Prof. Oyedele at the 5th Session of the African Union STC Sub-Committee Meeting on Tax and Illicit Financial Flows, stressed that the continent must position itself proactively within the evolving global digital economy, warning that Africa cannot afford to remain a passive participant.
At the event hosted by the Nigerian Revenue Service (NRS) at Transcorp Hilton Hotel in Abuja, Prof. Oyedele emphasized the need for African countries to maximize ongoing work at the United Nations and other global platforms, urging them to embrace present opportunities that must not be wasted. He added that coordination is no longer optional but necessary, as fragmentation is costing Africa significantly.
He said: “What is not working, and what must change? The real test begins now, after this conference, and that is diligent execution. We must implement, because without execution, tax reforms remain documents, policies remain intentions, and opportunities remain unrealized.
“With regard to tackling illicit financial flows, this remains one of the biggest threats to Africa’s fiscal sovereignty. What we have seen clearly is that it is not just a tax issue; it is also a governance and development issue.
“We must strengthen transparency systems, including beneficial ownership registers. We must enhance cross-border cooperation, use data more effectively, and ensure enforcement is credible and consistent.
“Every naira, every shilling, every rand, every dollar lost to illicit financial flows is a school not built, a hospital not equipped, and a job not created.”
According to him, tax should be paid where value is created. He reiterated that Africa must not be a passive participant in the global digital economy but must assert its taxing rights, build capacity for digital tax administration, and engage strategically in global negotiations.

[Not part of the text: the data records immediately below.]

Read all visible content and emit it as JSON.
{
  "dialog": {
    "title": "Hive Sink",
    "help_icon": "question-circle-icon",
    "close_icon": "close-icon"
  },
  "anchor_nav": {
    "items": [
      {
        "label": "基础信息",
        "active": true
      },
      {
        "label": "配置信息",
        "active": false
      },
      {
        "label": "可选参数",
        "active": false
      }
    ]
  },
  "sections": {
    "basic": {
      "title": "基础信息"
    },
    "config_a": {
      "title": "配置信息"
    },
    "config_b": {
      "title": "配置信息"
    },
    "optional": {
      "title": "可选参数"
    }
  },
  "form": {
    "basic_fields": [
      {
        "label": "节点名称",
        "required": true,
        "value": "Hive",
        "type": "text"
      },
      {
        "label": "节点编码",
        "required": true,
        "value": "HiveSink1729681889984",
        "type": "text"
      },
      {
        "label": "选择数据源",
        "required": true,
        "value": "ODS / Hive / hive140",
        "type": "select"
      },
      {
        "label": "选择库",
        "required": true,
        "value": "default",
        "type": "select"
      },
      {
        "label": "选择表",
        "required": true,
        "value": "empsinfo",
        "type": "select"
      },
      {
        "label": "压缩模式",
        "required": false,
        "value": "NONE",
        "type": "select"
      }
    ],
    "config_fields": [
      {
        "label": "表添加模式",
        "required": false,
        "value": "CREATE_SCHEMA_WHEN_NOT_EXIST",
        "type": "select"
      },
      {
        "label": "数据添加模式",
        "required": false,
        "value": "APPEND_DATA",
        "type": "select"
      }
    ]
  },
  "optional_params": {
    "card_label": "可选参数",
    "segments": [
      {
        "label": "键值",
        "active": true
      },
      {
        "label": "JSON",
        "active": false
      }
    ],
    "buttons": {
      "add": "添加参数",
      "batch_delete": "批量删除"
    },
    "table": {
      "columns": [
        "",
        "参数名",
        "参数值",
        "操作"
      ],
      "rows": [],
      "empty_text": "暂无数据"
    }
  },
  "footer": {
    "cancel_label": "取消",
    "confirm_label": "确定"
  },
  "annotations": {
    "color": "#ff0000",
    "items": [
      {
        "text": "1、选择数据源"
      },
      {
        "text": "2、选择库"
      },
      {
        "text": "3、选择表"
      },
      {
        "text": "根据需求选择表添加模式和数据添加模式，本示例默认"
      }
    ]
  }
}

He outlined three priority strategies for African countries, including: “Strengthening domestic systems by investing in tax administration, digitizing processes, and building capacity;
Deepening collaboration across countries, institutions, and regions; and Remaining committed to reform, even when it is difficult because reform is not optional. It is the seed for progress. If you do not plant it, progress will be hard to achieve.”
He added: “Distinguished participants, one thing cut across all sessions over the past three days, and that is the need for Africa to be united. We are stronger together, but we must also remember that we are only as strong as our weakest link.
“As the popular African saying goes, if you want to go fast, go alone; but if you want to go far, go together. Africa needs to go far and fast.
“Africa’s future will not be defined by its challenges, but by how decisively it responds to them. Fiscal strength is not just about revenue; it is about sovereignty, stability, and sustainable development.
“If we get our tax systems right, close the leakages, mobilize resources optimally, and spend wisely, then we will not only build the Africa we want, but also secure the Africa we truly deserve.”